"İçtihat Metni"
MAHKEMESİ :Asliye Hukuk Mahkemesi
SAYISI : 2020/87 E., 2021/1108 K.
HÜKÜM : Kabul
Taraflar arasında Mahkemesinde görülen tescil davasında verilen karar hakkında yapılan temyiz incelemesi sonucunda, Yargıtay (Kapatılan) 16. Hukuk Dairesince Mahkeme kararının bozulmasına karar verilmiştir.
Mahkemece bozmaya uyularak yeniden yapılan yargılama sonucunda; davanın kabulüne karar verilmiştir.

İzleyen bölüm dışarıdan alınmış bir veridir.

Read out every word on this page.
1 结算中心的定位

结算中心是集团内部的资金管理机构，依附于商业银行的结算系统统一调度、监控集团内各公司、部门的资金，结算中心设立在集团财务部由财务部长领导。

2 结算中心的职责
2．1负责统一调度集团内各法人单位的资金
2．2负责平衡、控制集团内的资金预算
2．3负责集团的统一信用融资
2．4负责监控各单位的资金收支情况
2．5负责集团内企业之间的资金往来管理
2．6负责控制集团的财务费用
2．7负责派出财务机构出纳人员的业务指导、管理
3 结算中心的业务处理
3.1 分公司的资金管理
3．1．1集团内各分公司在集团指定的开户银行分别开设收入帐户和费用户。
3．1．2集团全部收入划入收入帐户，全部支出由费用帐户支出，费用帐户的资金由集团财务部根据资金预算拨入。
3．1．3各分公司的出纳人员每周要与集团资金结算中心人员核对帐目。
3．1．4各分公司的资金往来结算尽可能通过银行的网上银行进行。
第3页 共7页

Mahkeme kararı davalı Hazine vekili ve dahili davalı DSİ Genel Müdürlüğü vekili tarafından temyiz edilmekle; kesinlik, süre, temyiz şartı ve diğer usul eksiklikleri yönünden yapılan ön inceleme sonucunda, temyiz dilekçesinin kabulüne karar verildikten ve Tetkik Hâkimi tarafından hazırlanan rapor dinlendikten sonra dosyadaki belgeler incelenip gereği düşünüldü:
I. DAVA
Davacılar vekili dava dilekçesinde; Batman ili, ... ilçesi, ... Mahallesi çalışma alanında bulunan davacılara ait 36 parsel sayılı taşınmazın 2012 yılında kamulaştırıldığını, bu parselin giriş kapısı önünde bulunan su kuyusu ile kuyuyu çevreleyen alandaki bekçi barınağının kadastro sırasında tespit harici bırakıldığını, duvarla çevrili bu alanın parselle bütünlük teşkil ettiğini ve davacıların dedelerinden beri 50 yılı aşkın zamandır kullanıldığını ileri sürerek davaya konu alanın davacılar adına tescilini talep etmiştir.
II. CEVAP
Davalı Hazine vekili cevap dilekçesinde; davanın süresi içerisinde açılmadığını, davacı lehine zilyetlikle iktisap şartlarının oluşmadığını, taşınmaz üzerindeki su kuyusunun hangi tarihte açıldığının tespit edilmesi gerektiğini, zira kadastro sırasında bu hususun tespit edilmediğini, bu yer üzerinde emek ve masraf sarfı yapılarak tarıma elverişli hale getirilmediğini belirterek davanın reddini istemiştir.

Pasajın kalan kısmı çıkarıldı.